After a weak PMI for Europe in June we were positively surprised by a healthy reading of 54 versus consensus expectations of 52.7 in July. The gain was led by a very solid gain of 1.6 to 54.4 in the service sector. This is the highest level seen since May 2011. The gain in manufacturing was more modest, rising from 51.7 to 51.9. It was a broad based uptick where Germany contributed most, but the readings from France, Spain and Italy were also encouraging. Unemployment has decreased for about a year and fell further in June to 11.5 %, but the fall is slow. The falling unemployment is strongest in Spain, Portugal, Ireland and Germany. The trend is very weak in France. In Finland and Greece the unemployment actually ticked up. BNP in the UK grew by 0.8% quarter on quarter, 3.2% on an annual basis, with growth in all industries except from construction.

The manufacturing PMI from NBS for China continued to show increased activity over mid-year. It came in at 51.7, up 0.7 points higher than expected by consensus and at a 27-month high. The service PMI, however, lost a little ground.

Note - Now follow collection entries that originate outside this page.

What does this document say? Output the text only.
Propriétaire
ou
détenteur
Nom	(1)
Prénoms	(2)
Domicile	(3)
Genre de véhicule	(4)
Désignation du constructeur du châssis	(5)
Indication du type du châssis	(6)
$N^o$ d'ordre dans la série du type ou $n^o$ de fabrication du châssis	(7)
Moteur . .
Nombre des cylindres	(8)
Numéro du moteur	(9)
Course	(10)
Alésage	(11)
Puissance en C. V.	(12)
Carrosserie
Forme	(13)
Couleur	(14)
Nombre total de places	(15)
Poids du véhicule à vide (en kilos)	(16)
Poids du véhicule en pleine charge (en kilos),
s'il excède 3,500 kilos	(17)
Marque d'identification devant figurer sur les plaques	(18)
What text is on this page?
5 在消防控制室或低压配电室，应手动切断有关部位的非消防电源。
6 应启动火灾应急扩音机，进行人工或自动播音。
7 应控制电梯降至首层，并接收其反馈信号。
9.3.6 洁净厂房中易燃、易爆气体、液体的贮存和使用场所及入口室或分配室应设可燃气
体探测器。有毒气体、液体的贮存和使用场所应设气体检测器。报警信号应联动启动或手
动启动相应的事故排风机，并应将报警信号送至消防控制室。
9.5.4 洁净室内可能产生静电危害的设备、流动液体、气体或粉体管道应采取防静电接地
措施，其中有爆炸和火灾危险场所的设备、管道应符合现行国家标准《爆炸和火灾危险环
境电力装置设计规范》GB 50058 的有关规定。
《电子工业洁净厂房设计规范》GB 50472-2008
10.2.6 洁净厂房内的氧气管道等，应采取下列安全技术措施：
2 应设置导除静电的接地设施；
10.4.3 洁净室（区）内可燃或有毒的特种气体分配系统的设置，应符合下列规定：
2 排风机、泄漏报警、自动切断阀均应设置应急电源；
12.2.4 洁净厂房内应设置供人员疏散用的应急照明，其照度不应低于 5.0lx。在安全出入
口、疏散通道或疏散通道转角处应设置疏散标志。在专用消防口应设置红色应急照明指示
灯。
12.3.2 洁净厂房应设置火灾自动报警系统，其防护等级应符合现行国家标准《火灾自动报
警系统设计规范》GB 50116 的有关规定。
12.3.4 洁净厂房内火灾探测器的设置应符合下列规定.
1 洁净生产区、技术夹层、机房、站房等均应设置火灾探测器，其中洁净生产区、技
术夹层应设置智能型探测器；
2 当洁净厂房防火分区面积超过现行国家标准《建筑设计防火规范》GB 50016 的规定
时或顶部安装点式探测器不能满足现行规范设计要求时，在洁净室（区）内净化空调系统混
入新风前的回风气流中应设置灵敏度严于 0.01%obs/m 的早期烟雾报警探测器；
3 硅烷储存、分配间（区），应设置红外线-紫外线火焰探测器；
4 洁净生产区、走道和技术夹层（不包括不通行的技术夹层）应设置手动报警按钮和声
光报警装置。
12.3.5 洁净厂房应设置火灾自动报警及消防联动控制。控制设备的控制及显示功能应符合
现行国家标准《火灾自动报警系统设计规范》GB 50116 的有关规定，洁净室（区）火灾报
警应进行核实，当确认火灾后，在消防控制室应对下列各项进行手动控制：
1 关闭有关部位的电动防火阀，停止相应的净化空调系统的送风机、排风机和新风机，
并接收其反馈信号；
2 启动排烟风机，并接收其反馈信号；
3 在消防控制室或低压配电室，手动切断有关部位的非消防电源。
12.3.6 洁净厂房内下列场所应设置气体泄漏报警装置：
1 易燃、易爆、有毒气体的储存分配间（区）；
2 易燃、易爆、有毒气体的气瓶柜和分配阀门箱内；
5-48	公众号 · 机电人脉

In July the Russian equity marked fell almost 12%. There are several factors behind the steep fall. As the sanctions implemented by the US and EU are taking effect it will clearly hit Russian economic growth. Russian export to the EU represents about 15% of Russia’s BNP, while EU’s export to Russia only account for less than 1% of EU’s BNP.  In addition the shoot down of Malaysian Airlines Flight MH17, killing 298 civilians, over east Ukrainian territory by pro-Russian rebels gave Russia and Putin negative publicity. On the 30th of July Argentina officially  in default as it failed to honor an interest payment to some of its bondholders. The market took the event with calm, but the ease may well end and spread to other markets if the situation is not resolved.

As we have written before we are concerned about corporate earnings. Coming in more or less as expected, Q2 did not help us in either direction. The macro numbers released in July were decent, but the market is worried about how and when better economic numbers will result in a rise in interest rates. As of now we see few alternatives to keeping a portion of assets in equities if investors want a decent real return.